Davalı vekili cevap dilekçesinde özetle; davacı tarafından aradan iki yıl gibi bir süre ve hak düşürücü süre geçtikten sonra davalı aleyhine iş bu davanın açılmasının usule ve hukuka uygun olmadığını, her ne kadar itirazın iptali davasının İİK`nun 67. maddesi uyarınca itirazın tebliği, tebligat yoksa öğrenilmesi tarihinden itibaren 1 yıllık hak düşürücü süre içerisinde açılması gerektiği belirtilmiş ise de UYAP sisteminde davacı vekilinin davalının itirazı ve takibin durdurulduğu yönündeki kararı görmemesinin mümkün olmadığını, iş bu davanın süre yönünden reddi gerektiğini, davalının yaklaşık 23 yıldan bu yana davalı kooperatifin üyesi olup, bugüne değin tüm yükümlülüklerini yerine getirdiğini, dönem dönem dolar olarak, dönem dönem de Türk lirası olarak tüm ödemelerini alacaklı Soylukent Konutyapı Kooperatif adına … IBAN numarasına Halkbank Gebze Şubesinde düzenli yapan davalının 21.08.2009 tarihinde Kooperatif Yönetim kurulunca imzalanan belge ile hiçbir borcunun olmadığına ilişkin bir yazı aldığını, bu tarihten sonra davacı kooperatif tarafından yeni hiçbir şey yapılmadığını, hatta davalıya tüm ödemeleri tamamladığı ve “borcu olmadığına dair” yazı verilmiş olmasına rağmen 9.298,98 TL aidat borcu çıkarıldığını, davalının ise aidat borcu olmadığı için bu bedeli ödemediğini, davacı kooperatif yönetiminin de davalının bedeli ödemediği gerekçesi ile üyelikten çıkardığını, bunun üzerine haksız ve yersiz verilen ihraç kararının iptali için süresinde Gebze 1. Asliye Hukuk Mahkemesinin 2012/182 E. sayılı dosyası ile dava açıldığını ve iş bu dava sonucunda söz konusu ihraç kararının iptal edildiğini, ayrıca bu güne kadar tapuları vermeyen gerek toprak sahipleri ve gerekse davacı kooperatife karşı Gebze Asliye Ticaret Mahkemesinin 2017/505 E. sayılı dosyası ile tapu tescil davası açılmış olup, iş bu davanın halen devam ettiğini, davacı tarafın yapmış olduğu icra takibinde sanki davalı hiç aidat ödememiş gibi davranarak zaman aşımına uğrayan aidat borçlarının da dahil edildiğini, bu durumun davacı tarafın kötü niyetli olduğunu gösterdiğini, tüm bu nedenlerle, haksız ve hukuka aykırı biçimde açılan iş bu davanın reddine karar verilmesini talep etmiştir.
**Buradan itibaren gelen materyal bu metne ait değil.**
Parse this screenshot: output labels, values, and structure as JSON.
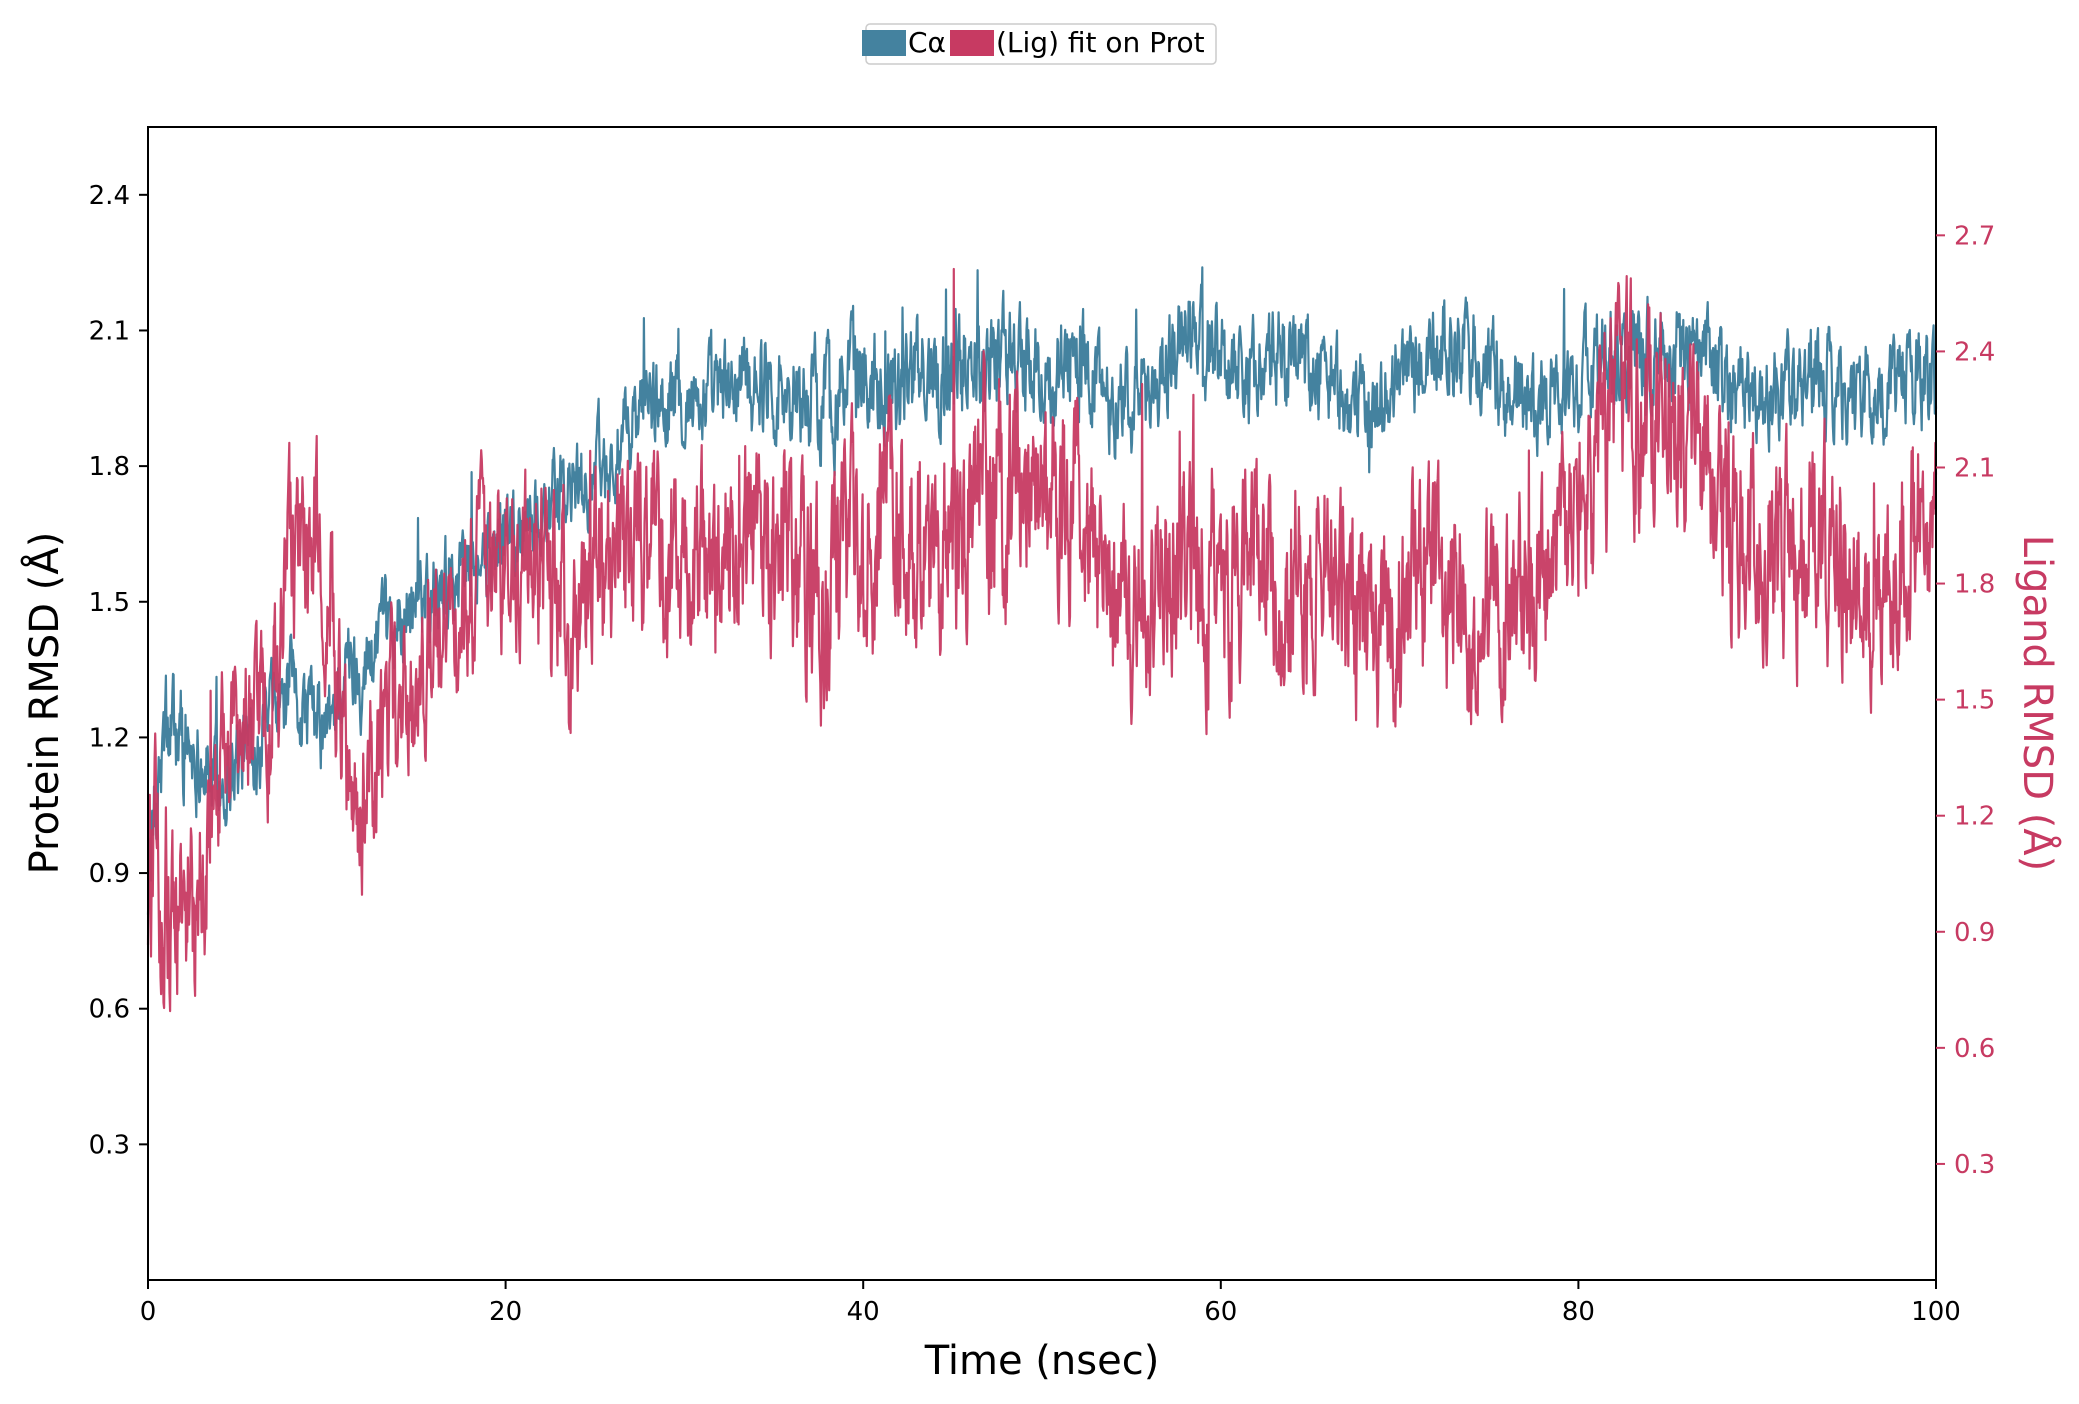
{
  "chart_data": {
    "type": "line",
    "xlabel": "Time (nsec)",
    "x_ticks": [
      0,
      20,
      40,
      60,
      80,
      100
    ],
    "xlim": [
      0,
      100
    ],
    "grid": false,
    "legend": {
      "placement": "top-center",
      "entries": [
        "Cα",
        "(Lig) fit on Prot"
      ]
    },
    "y_left": {
      "label": "Protein RMSD (Å)",
      "ticks": [
        0.3,
        0.6,
        0.9,
        1.2,
        1.5,
        1.8,
        2.1,
        2.4
      ],
      "tick_labels": [
        "0.3",
        "0.6",
        "0.9",
        "1.2",
        "1.5",
        "1.8",
        "2.1",
        "2.4"
      ],
      "ylim": [
        0.0,
        2.55
      ]
    },
    "y_right": {
      "label": "Ligand RMSD (Å)",
      "ticks": [
        0.3,
        0.6,
        0.9,
        1.2,
        1.5,
        1.8,
        2.1,
        2.4,
        2.7
      ],
      "tick_labels": [
        "0.3",
        "0.6",
        "0.9",
        "1.2",
        "1.5",
        "1.8",
        "2.1",
        "2.4",
        "2.7"
      ],
      "ylim": [
        0.0,
        2.98
      ]
    },
    "series": [
      {
        "name": "Cα",
        "axis": "left",
        "color": "#44829f",
        "x": [
          0,
          1,
          2,
          3,
          4,
          5,
          6,
          7,
          8,
          9,
          10,
          11,
          12,
          13,
          14,
          15,
          16,
          17,
          18,
          19,
          20,
          22,
          24,
          26,
          28,
          30,
          32,
          34,
          36,
          38,
          40,
          42,
          44,
          46,
          48,
          50,
          52,
          54,
          56,
          58,
          60,
          62,
          64,
          66,
          68,
          70,
          72,
          74,
          76,
          78,
          80,
          82,
          84,
          86,
          88,
          90,
          92,
          94,
          96,
          98,
          100
        ],
        "y": [
          0.9,
          1.2,
          1.2,
          1.15,
          1.1,
          1.15,
          1.2,
          1.25,
          1.3,
          1.25,
          1.2,
          1.35,
          1.35,
          1.4,
          1.45,
          1.5,
          1.55,
          1.55,
          1.6,
          1.6,
          1.65,
          1.7,
          1.75,
          1.8,
          1.95,
          1.95,
          1.95,
          2.0,
          1.95,
          1.95,
          2.0,
          2.0,
          2.0,
          2.05,
          2.05,
          2.0,
          2.05,
          1.95,
          1.95,
          2.1,
          2.05,
          2.0,
          2.05,
          2.0,
          1.9,
          2.0,
          2.05,
          2.05,
          1.95,
          1.95,
          2.0,
          2.05,
          2.05,
          2.05,
          2.0,
          1.95,
          2.0,
          2.0,
          1.95,
          2.0,
          2.0
        ],
        "spread": [
          0.15,
          0.15,
          0.15,
          0.12,
          0.12,
          0.12,
          0.12,
          0.12,
          0.12,
          0.12,
          0.12,
          0.12,
          0.12,
          0.12,
          0.12,
          0.12,
          0.12,
          0.12,
          0.12,
          0.12,
          0.12,
          0.12,
          0.12,
          0.12,
          0.12,
          0.12,
          0.13,
          0.13,
          0.13,
          0.15,
          0.15,
          0.14,
          0.14,
          0.14,
          0.14,
          0.14,
          0.14,
          0.13,
          0.13,
          0.14,
          0.13,
          0.13,
          0.13,
          0.13,
          0.13,
          0.13,
          0.14,
          0.14,
          0.13,
          0.13,
          0.13,
          0.14,
          0.14,
          0.13,
          0.13,
          0.13,
          0.13,
          0.13,
          0.13,
          0.13,
          0.13
        ]
      },
      {
        "name": "(Lig) fit on Prot",
        "axis": "right",
        "color": "#c73a62",
        "x": [
          0,
          1,
          2,
          3,
          4,
          5,
          6,
          7,
          8,
          9,
          10,
          11,
          12,
          13,
          14,
          15,
          16,
          17,
          18,
          19,
          20,
          22,
          24,
          26,
          28,
          30,
          32,
          34,
          36,
          38,
          40,
          42,
          44,
          46,
          48,
          50,
          52,
          54,
          56,
          58,
          60,
          62,
          64,
          66,
          68,
          70,
          72,
          74,
          76,
          78,
          80,
          82,
          84,
          86,
          88,
          90,
          92,
          94,
          96,
          98,
          100
        ],
        "y": [
          1.05,
          1.0,
          0.95,
          0.95,
          1.3,
          1.4,
          1.4,
          1.45,
          1.85,
          1.85,
          1.9,
          1.3,
          1.25,
          1.4,
          1.5,
          1.55,
          1.65,
          1.75,
          1.8,
          1.85,
          1.85,
          1.85,
          1.7,
          1.85,
          1.9,
          1.85,
          1.9,
          1.95,
          1.9,
          1.75,
          1.95,
          2.0,
          1.9,
          2.0,
          2.05,
          2.05,
          2.0,
          1.65,
          1.8,
          1.85,
          1.8,
          1.9,
          1.8,
          1.8,
          1.7,
          1.75,
          1.8,
          1.7,
          1.75,
          1.75,
          2.0,
          2.2,
          2.25,
          2.2,
          1.95,
          1.9,
          1.85,
          1.9,
          1.75,
          1.9,
          2.0
        ],
        "spread": [
          0.35,
          0.3,
          0.3,
          0.3,
          0.25,
          0.25,
          0.25,
          0.25,
          0.28,
          0.28,
          0.3,
          0.25,
          0.25,
          0.25,
          0.25,
          0.25,
          0.25,
          0.25,
          0.25,
          0.25,
          0.25,
          0.28,
          0.28,
          0.28,
          0.3,
          0.3,
          0.3,
          0.32,
          0.32,
          0.32,
          0.35,
          0.35,
          0.32,
          0.35,
          0.35,
          0.32,
          0.32,
          0.3,
          0.3,
          0.32,
          0.32,
          0.32,
          0.32,
          0.3,
          0.3,
          0.3,
          0.3,
          0.3,
          0.3,
          0.3,
          0.3,
          0.32,
          0.32,
          0.32,
          0.3,
          0.3,
          0.3,
          0.3,
          0.3,
          0.3,
          0.3
        ]
      }
    ]
  }
}
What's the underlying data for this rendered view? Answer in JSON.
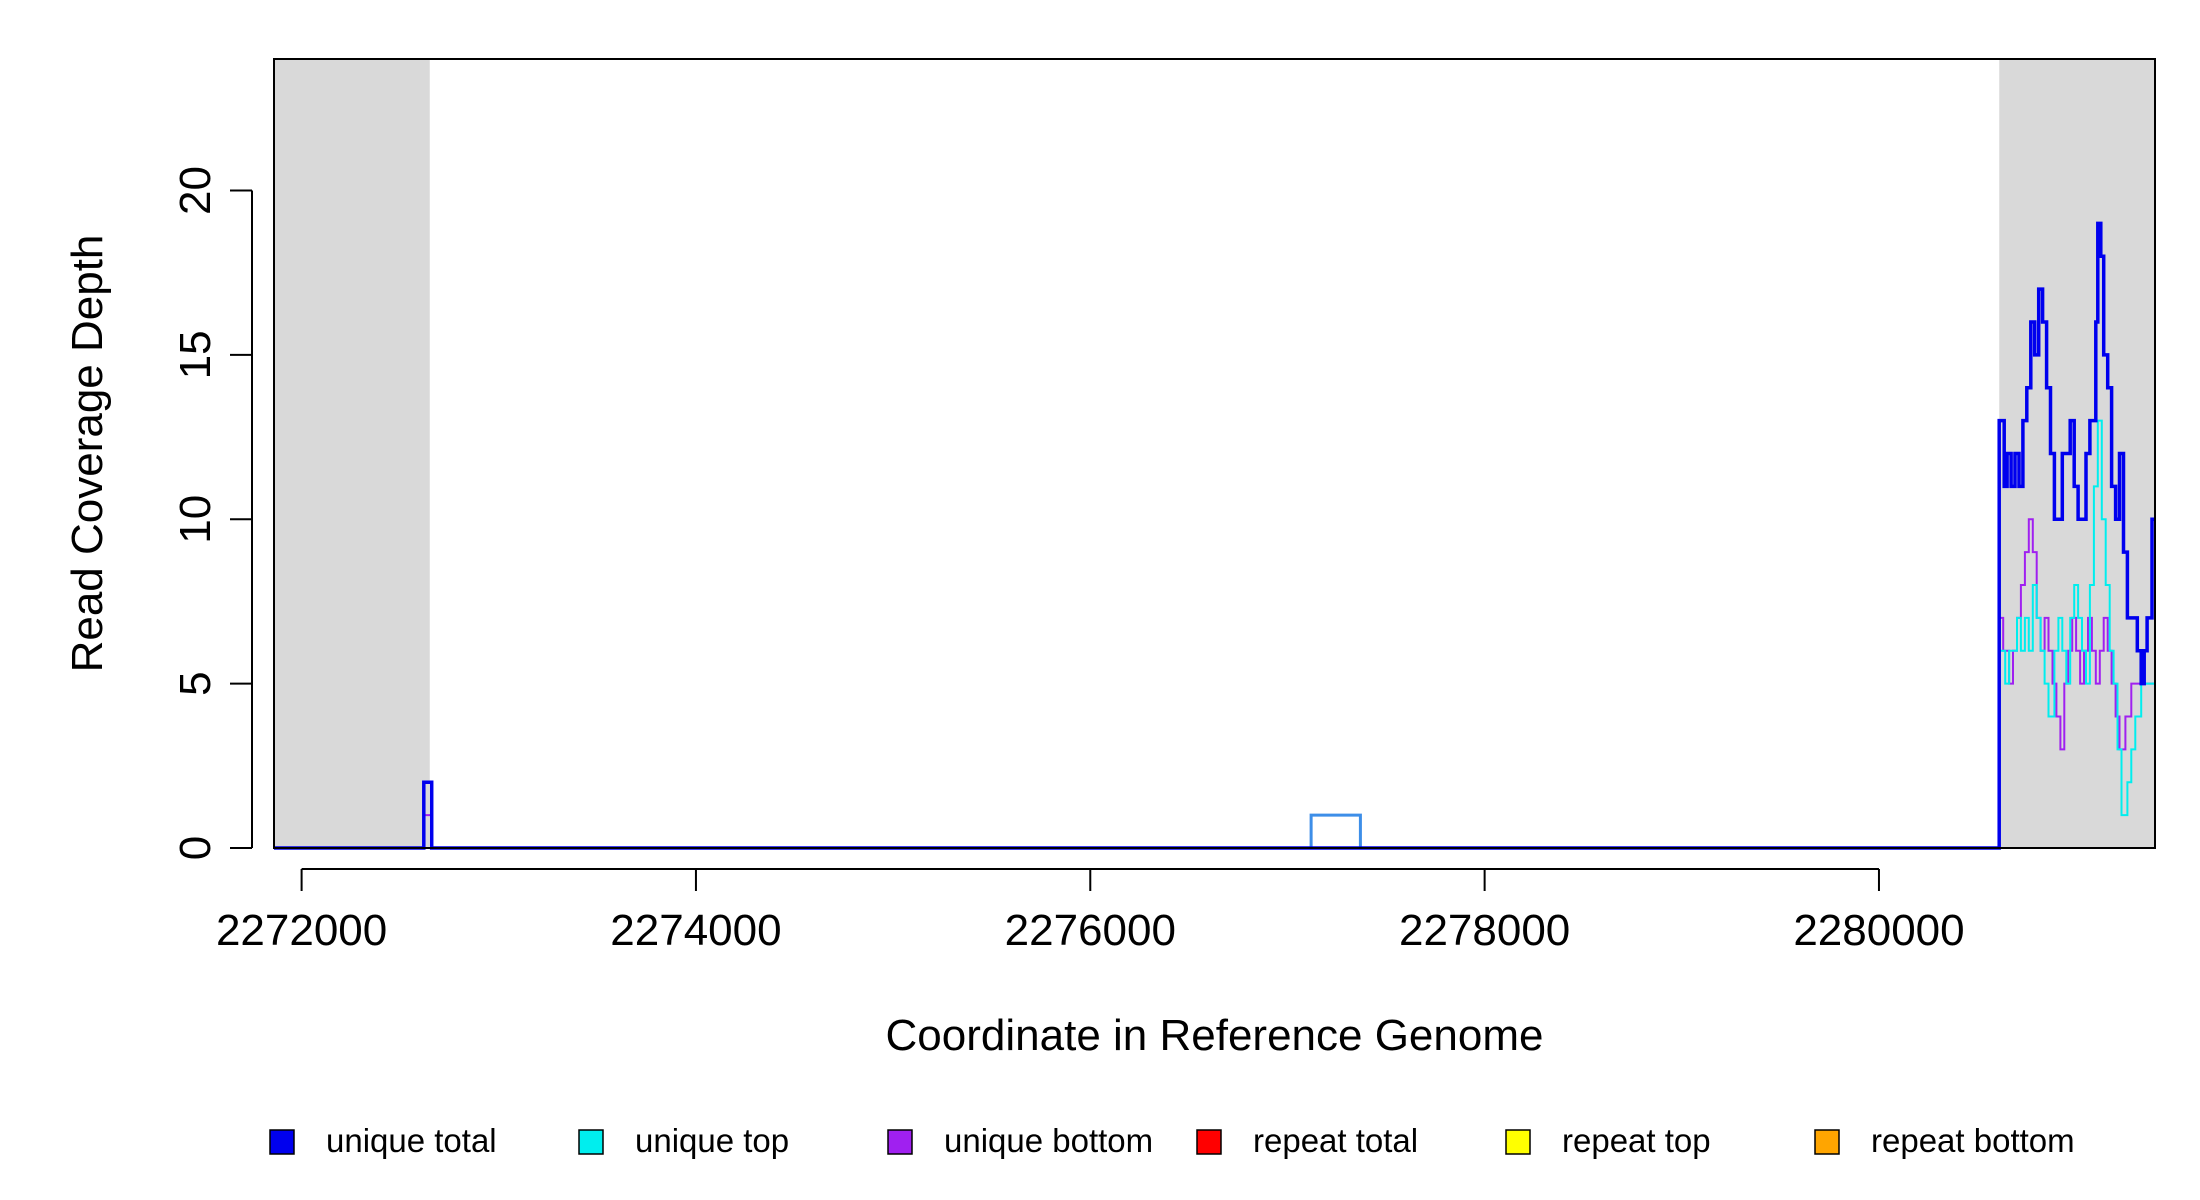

İLK DERECE MAHKEMESİ KARARI ÖZETİ:
İlk derece mahkemesince; “…Davanın KISMEN KABULÜNE, davalı borçlunun Gebze 4. İcra Müdürlüğü’nün 2017/36075 Esas sayılı dosyasına yaptığı itirazın 13.650,00.-TL asıl alacak ve 2.941,02.-TL işlemiş faiz üzerinden iptaline ve takibin bu miktarlar üzerinden asıl alacağa takip tarihinden itibaren yasal faiz işletilmek sureti ile devamına, fazlaya ilişkin istemin reddine, Davalı borçlu itirazında haksız olduğundan takip konusu kabul edilen asıl alacağın %20’si oranında olan 2.730,00.-TL icra inkar tazminatına mahkum edilmesine, …” şeklinde hüküm kurulmuştur.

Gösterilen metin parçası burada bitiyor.